Okay, of course that wasn't really my response, at least not aloud. But I have a feeling that she heard me, anyhow. Man, I NEVER thought that trying to enroll in a private elementary school would be such a stressful negotiation process.
So what did we do? We went back and forth about a dozen times:
+We love the school, and if the cost was the same for all of the schools we applied to, we wouldn't think twice about accepting.
-But the tuition would mean that I would definitely need to work, at least part-time. Maybe full time in the not-so-distant future, depending on what kind of financial aid they would offer in subsequent years.
+But we wouldn't have to worry about finding a middle school (even scarier than elementary options in the public school), since this one goes through 8th grade.
-But we would still have to figure out high school, which is even more expensive than elementary/middle schools if we go the private school route.
+But we wouldn't have to worry about all of those horrendous budget cuts that are seriously impacting all of our public schools, increasing elementary class sizes (some already at 26-30 kids with one teacher, no aides), cutting "extras" like P.E., music, arts, and even social studies.
-But how could we really afford it? I mean, even with this great discount they were offering us in tuition, if we stayed with this school all the way through 8th grade, for both of our kids (and there were never any tuition increases), we would be paying over $200,000! Not including the fundraising donations we would still be expected to give, fieldtrip fees, books, etc.
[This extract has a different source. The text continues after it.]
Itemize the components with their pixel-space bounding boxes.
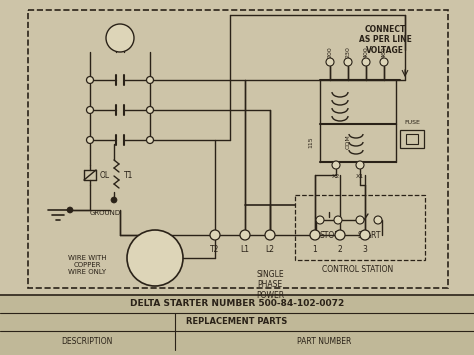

So, as you've probably guessed, we turned them down. And how do I feel? Disappointed. I really did think that the school would be a great match for our family, as their philosophy and values really seemed in sync with what we wanted. A little angry. They made a mistake, but decided not to honor what they originally wrote, and then added the extra pressure of making us decide sooner. A little worried. We still don't know for sure what our other options will be. But even more so, I feel kind of relieved. The monetary commitment was stressing me out. This leaves us a lot more flexibility to do different things with our life, like take a vacation or buy a new car. I still don't know for sure what's in store for us as far as schooling goes, but Jake is a bright kid, and he's going to be successful wherever we choose. Now, let's just hope we get in someplace good.